Feminism: the radicals were correct

Posted In Academic, Politics

This term, Year 12 Politics pupils have been studying feminism, looking at the development of the ideology and the views of different ‘strands’ of feminism around five core principles: patriarchy, sex and gender, ‘personal is political’, intersectionalism and equality/difference feminism. Pupils are expected to understand and assess the views of several key thinkers, from Charlotte Perkins Gilman to Bell Hooks. In order to test their understanding and rationalisation of the key arguments, the History & Politics Department put forward a motion: ‘Feminism: the radicals were correct.’

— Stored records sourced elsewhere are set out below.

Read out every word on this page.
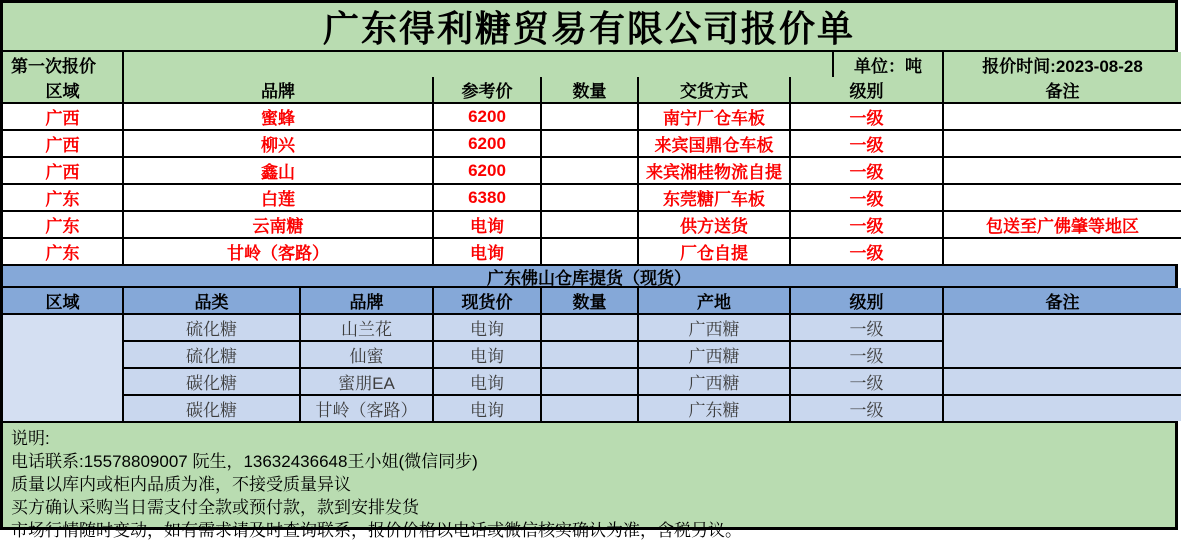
广东得利糖贸易有限公司报价单
第一次报价		单位：吨	报价时间:2023-08-28
区域	品牌	参考价	数量	交货方式	级别	备注
广西	蜜蜂	6200		南宁厂仓车板	一级	
广西	柳兴	6200		来宾国鼎仓车板	一级	
广西	鑫山	6200		来宾湘桂物流自提	一级	
广东	白莲	6380		东莞糖厂车板	一级	
广东	云南糖	电询		供方送货	一级	包送至广佛肇等地区
广东	甘岭（客路）	电询		厂仓自提	一级	
广东佛山仓库提货（现货）
区域	品类	品牌	现货价	数量	产地	级别	备注
	硫化糖	山兰花	电询		广西糖	一级	
	硫化糖	仙蜜	电询		广西糖	一级	
	碳化糖	蜜朋EA	电询		广西糖	一级	
	碳化糖	甘岭（客路）	电询		广东糖	一级	
说明:
电话联系:15578809007 阮生，13632436648王小姐(微信同步)
质量以库内或柜内品质为准，不接受质量异议
买方确认采购当日需支付全款或预付款，款到安排发货
市场行情随时变动，如有需求请及时查询联系，报价价格以电话或微信核实确认为准，含税另议。
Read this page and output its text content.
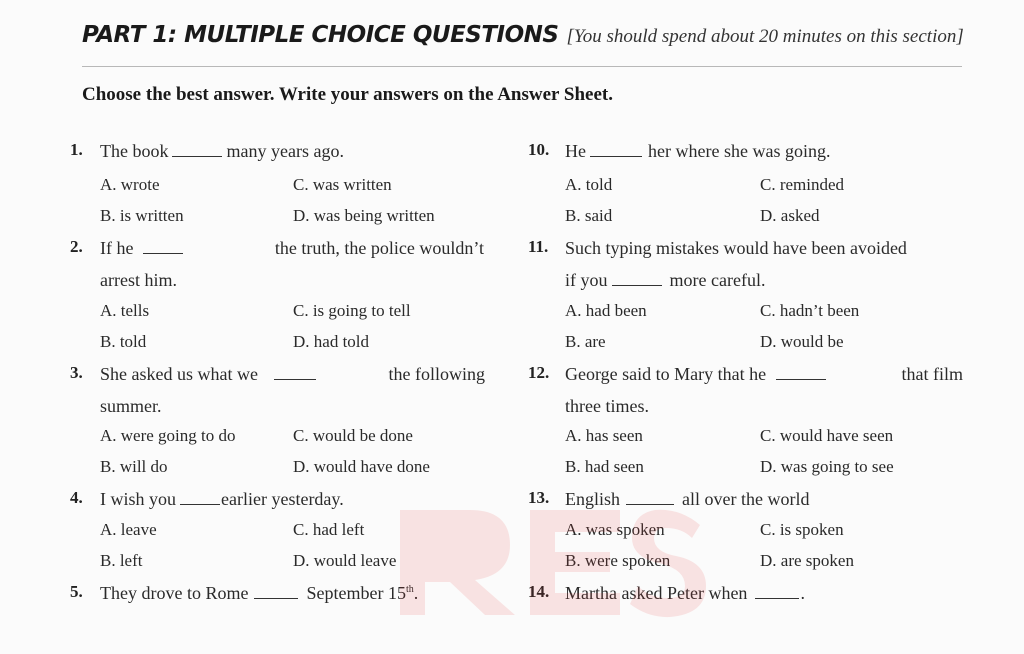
PART 1: MULTIPLE CHOICE QUESTIONS [You should spend about 20 minutes on this section]
Choose the best answer. Write your answers on the Answer Sheet.
1. The book	many years ago.
A. wrote	C. was written
B. is written	D. was being written
2. If he	the truth, the police wouldn’t
arrest him.
A. tells	C. is going to tell
B. told	D. had told
3. She asked us what we	the following
summer.
A. were going to do	C. would be done
B. will do	D. would have done
4. I wish you	earlier yesterday.
A. leave	C. had left
B. left	D. would leave
5. They drove to Rome	September 15th.
10. He	her where she was going.
A. told	C. reminded
B. said	D. asked
11. Such typing mistakes would have been avoided
if you	more careful.
A. had been	C. hadn’t been
B. are	D. would be
12. George said to Mary that he	that film
three times.
A. has seen	C. would have seen
B. had seen	D. was going to see
13. English	all over the world
A. was spoken	C. is spoken
B. were spoken	D. are spoken
14. Martha asked Peter when	.
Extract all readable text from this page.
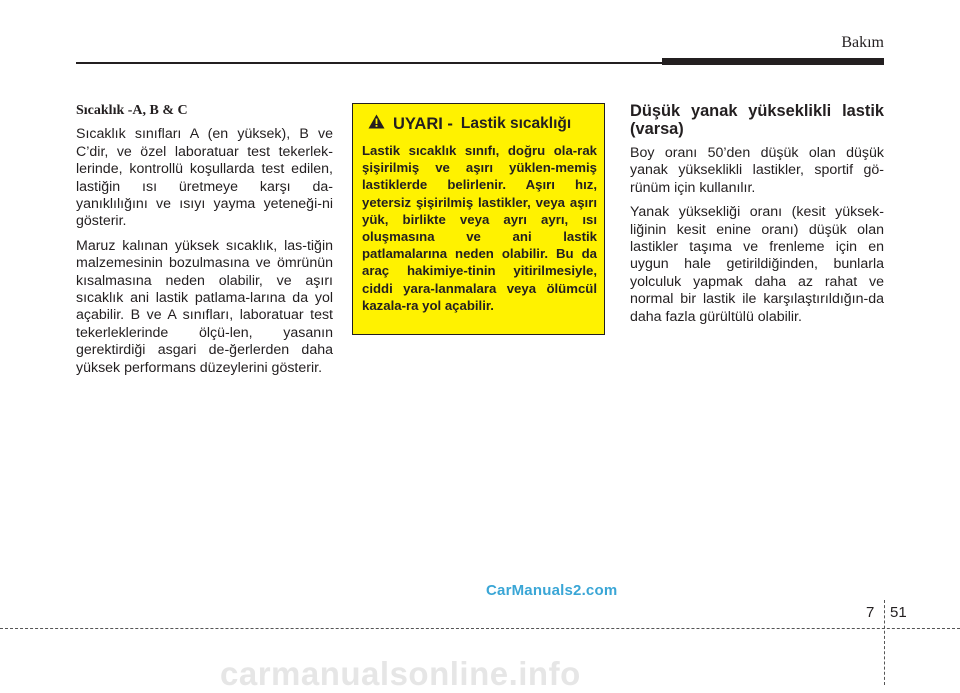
Bakım

Sıcaklık -A, B & C

Sıcaklık sınıfları A (en yüksek), B ve C’dir, ve özel laboratuar test tekerlek-lerinde, kontrollü koşullarda test edilen, lastiğin ısı üretmeye karşı da-yanıklılığını ve ısıyı yayma yeteneği-ni gösterir.

Maruz kalınan yüksek sıcaklık, las-tiğin malzemesinin bozulmasına ve ömrünün kısalmasına neden olabilir, ve aşırı sıcaklık ani lastik patlama-larına da yol açabilir. B ve A sınıfları, laboratuar test tekerleklerinde ölçü-len, yasanın gerektirdiği asgari de-ğerlerden daha yüksek performans düzeylerini gösterir.

UYARI - Lastik sıcaklığı

Lastik sıcaklık sınıfı, doğru ola-rak şişirilmiş ve aşırı yüklen-memiş lastiklerde belirlenir. Aşırı hız, yetersiz şişirilmiş lastikler, veya aşırı yük, birlikte veya ayrı ayrı, ısı oluşmasına ve ani lastik patlamalarına neden olabilir. Bu da araç hakimiye-tinin yitirilmesiyle, ciddi yara-lanmalara veya ölümcül kazala-ra yol açabilir.

Düşük yanak yükseklikli lastik (varsa)

Boy oranı 50’den düşük olan düşük yanak yükseklikli lastikler, sportif gö-rünüm için kullanılır.

Yanak yüksekliği oranı (kesit yüksek-liğinin kesit enine oranı) düşük olan lastikler taşıma ve frenleme için en uygun hale getirildiğinden, bunlarla yolculuk yapmak daha az rahat ve normal bir lastik ile karşılaştırıldığın-da daha fazla gürültülü olabilir.

CarManuals2.com
7 51
carmanualsonline.info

Our Politics pupils prepared their arguments on this motion. Oscar Sadler, Greg Kennedy and Donya Bonakdar proposed the motion and spoke forcefully in favour of the need for radical approaches to solve society’s ills, and the benefits that the outspoken movement originating in the late 1960s has brought, especially in the area of sexual politics.

George Osmond, Amy McQueen, Theo Griffiths and Sam Bateman opposed the motion, focusing on the controversy that tends to surround more radical approaches and how this has harmed the feminist movement. Political lesbianism was one of the ideas and principles that was most roundly attacked. In addition, they focused on the positive outcomes brought about by liberal and intersectional feminists.

After a hotly contested debate chaired by Simon Davies, our independent adjudicator – Emily Hill – ruled against the motion which was, therefore, rejected.